Ici s'ouvre une nouvelle catégorie de ces belges moins connus mais qui méritent une reconnaissance pour ce qu'ils ont fait soit de génial, de saugrenu ou de farfelu.

verbiestFerdinand Verbiest (Pitthem 1623 — Pékin, Chine 1688) est le quatrième enfant de Joos Verbiest, bailli et percepteur de Pittem. Après ses études secondaires chez les Jésuites à Bruges et Courtrai, il entre au Collège du Lys à Louvain pour étudier la philosophie et les mathématiques. Novice, il rêve de participer aux missions espagnoles comme missionnaire. Après une formation en astronomie et en théologie à Rome, il est autorisé à partir en 1659, non pas pour l’Amérique centrale mais bien pour l’Extrême-Orient, où l’Eglise catholique romaine mène des missions d’évangélisation en compensation des fidèles qu’elle perd en Europe face à la montée du protestantisme.
Sa mission en Chine mène Ferdinand Verbiest d'abord en prison durant six ans. Il est ensuite, à la majorité de l'empereur Kangxi, nommé président du bureau impérial des mathématiques après que son titulaire Yang Guangxian eut commis des erreurs et eut été exilé.
Astronome à la cour impériale, il compare le calendrier lunaire oriental au calendrier solaire occidental et les décrit dans son livre "Astronomia Europea". Il élabore des calendriers et des tableaux d’éphémérides, construit des instruments d’astrologie extrêmement précis et un observatoire. Il veut démontrer l’avance de la science occidentale comme moyen détourné de promouvoir la religion de l’Occident. À cet effet, il construit un globe terrestre, des cadrans solaires, des clepsydres, un thermomètre, une chambre noire et des pompes hydrauliques contre les inondations. C'est à lui que l'on doit les instruments en bronze de l'observatoire de Pékin. Une planche gravée montre cet observatoire dans l' "Astronomia Europae sub imperator Tartaro Sinico Cam Hy appellato" (1687, petit in-4°). Cette première édition dont Verbiest est l'auteur est la seule européenne.

Il fabrique même un lointain précurseur de l’automobile en montant une bouilloire sur un petit four et en l’équipant d’une roue à aubes, d’engrenages et de roues. Il fait rouler cette "voiturette à vapeur" pendant une heure dans les couloirs du palais. Mais la découverte de celui-ci en restera là : on la considérait comme un très beau jouet, sans y attacher plus d’importance.

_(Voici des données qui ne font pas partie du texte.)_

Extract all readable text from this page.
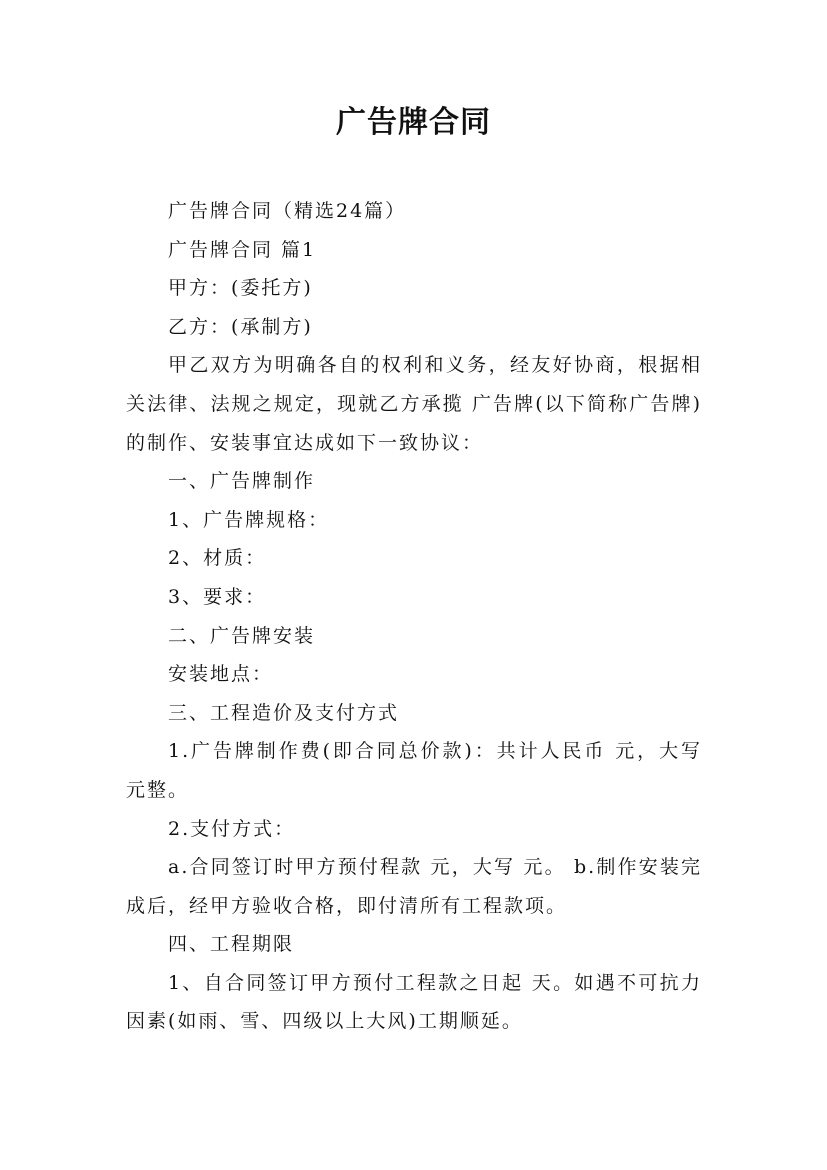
广告牌合同

广告牌合同（精选24篇）

广告牌合同 篇1

甲方：(委托方)

乙方：(承制方)

甲乙双方为明确各自的权利和义务，经友好协商，根据相关法律、法规之规定，现就乙方承揽 广告牌(以下简称广告牌)的制作、安装事宜达成如下一致协议：

一、广告牌制作

1、广告牌规格：

2、材质：

3、要求：

二、广告牌安装

安装地点：

三、工程造价及支付方式

1.广告牌制作费(即合同总价款)：共计人民币 元，大写 元整。

2.支付方式：

a.合同签订时甲方预付程款 元，大写 元。 b.制作安装完成后，经甲方验收合格，即付清所有工程款项。

四、工程期限

1、自合同签订甲方预付工程款之日起 天。如遇不可抗力因素(如雨、雪、四级以上大风)工期顺延。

Le prêtre-missionnaire de Pittem acquiert ainsi un grand prestige à la Cour chinoise. Il est admis comme précepteur du mandarin, comme diplomate et cartographe. Il fait également office d’interprète vu ses connaissances du latin, de l’allemand, du néerlandais, du français, de l’espagnol, de l’italien du chinois et du tatar. Il sert même un temps de médiateur diplomatique pendant des négociations avec la Russie. En effet, les jésuites étaient à la recherche d’une liaison rapide entre Rome et Pékin via Moscou en guise d’alternative à la longue et dangereuse voie maritime par le Cap de Bonne-Espérance.